Nos métiers sont en effet de plus en plus des métiers de réseaux qui nous permettent de gagner des parts de marché. À travers la marque Bolloré Africa Logistics, nous proposons une large palette de prestations : manutention portuaire, consignation de navires, transit, entreposage, transport terrestre… C’est ce qui nous a permis des croissances à deux chiffres depuis trois ans. Bolloré Africa Logistics rend les différentes activités logistiques du groupe plus visibles en Afrique.
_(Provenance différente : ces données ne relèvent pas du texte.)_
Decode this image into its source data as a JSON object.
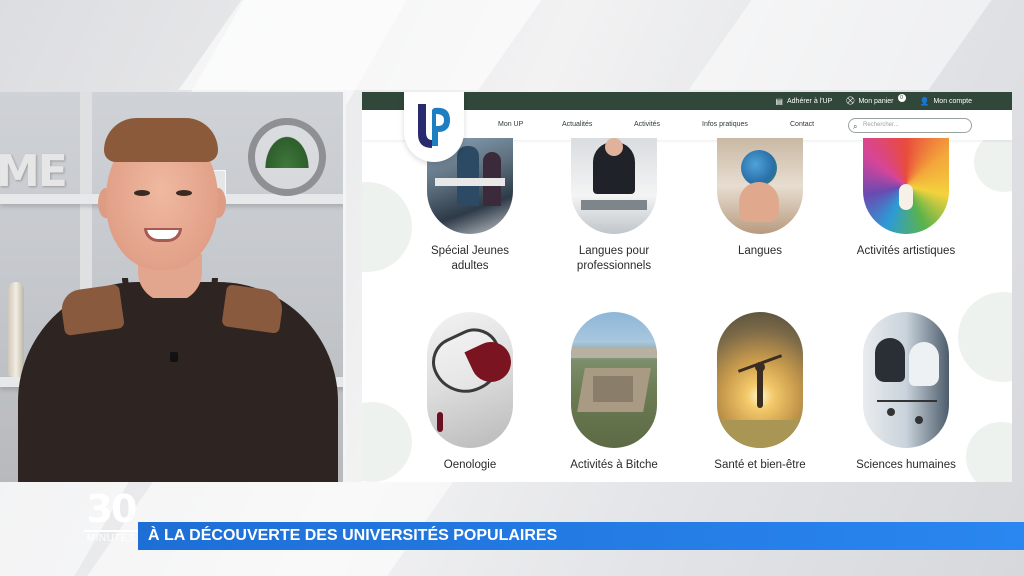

Qui sont vos concurrents ?

Dans le domaine portuaire, on retient Maersk, MSC, Hutchinson, PSA, DP World, tous de grands opérateurs portuaires. Dans l’aérien, il y a DHL. Et en gestion de projets, on compte Panalpina, UTI, et beaucoup d’acteurs locaux. Si nous avons vu arriver ces dernières années une nouvelle concurrence enthousiaste et pleine de promesses, il faudra voir comment elle réagira dans les mois à venir. Je ne serais pas étonné que nos parts de marché augmentent avec la crise, qui favorisera les opérateurs les plus solides.

Où en sont vos démêlés judiciaires avec votre concurrent Progosa ?

Ils font de la désinformation et de la diffamation contre nous partout. Nous comparer à eux, c’est n’avoir jamais mis les pieds en Afrique.

[Il ne s’exprimera pas davantage sur le sujet.]

Le Maghreb est l’un de vos points faibles. Comment souhaitez-vous y remédier ?

Nous voulons nous renforcer au Maroc. Nous étudions toutes les opportunités comme la privatisation de l’un des terminaux de Casa. Quant à Tanger, à vocation de transbordement uniquement, nous sommes moins bien placés que les armateurs. Mais si nous n’étions pas au rendez-vous de l’ouverture du Maroc aux capitaux privés, la situation est toute différente avec l’Algérie. D’ailleurs, les négociations viennent de reprendre pour le port sec de Skikda.

Mais c’est encore DP World qui a remporté l’exploitation des ports à conteneurs d’Alger et de Djen-Djen…

À notre connaissance, il n’y a pas eu d’appel d’offres et, en tout état de cause, nous n’avons pas concouru. Avant Alger, DP World s’est surtout intéressé à des ports africains de moyenne importance plutôt qu’à des grands ports. Ce qui nous a étonnés.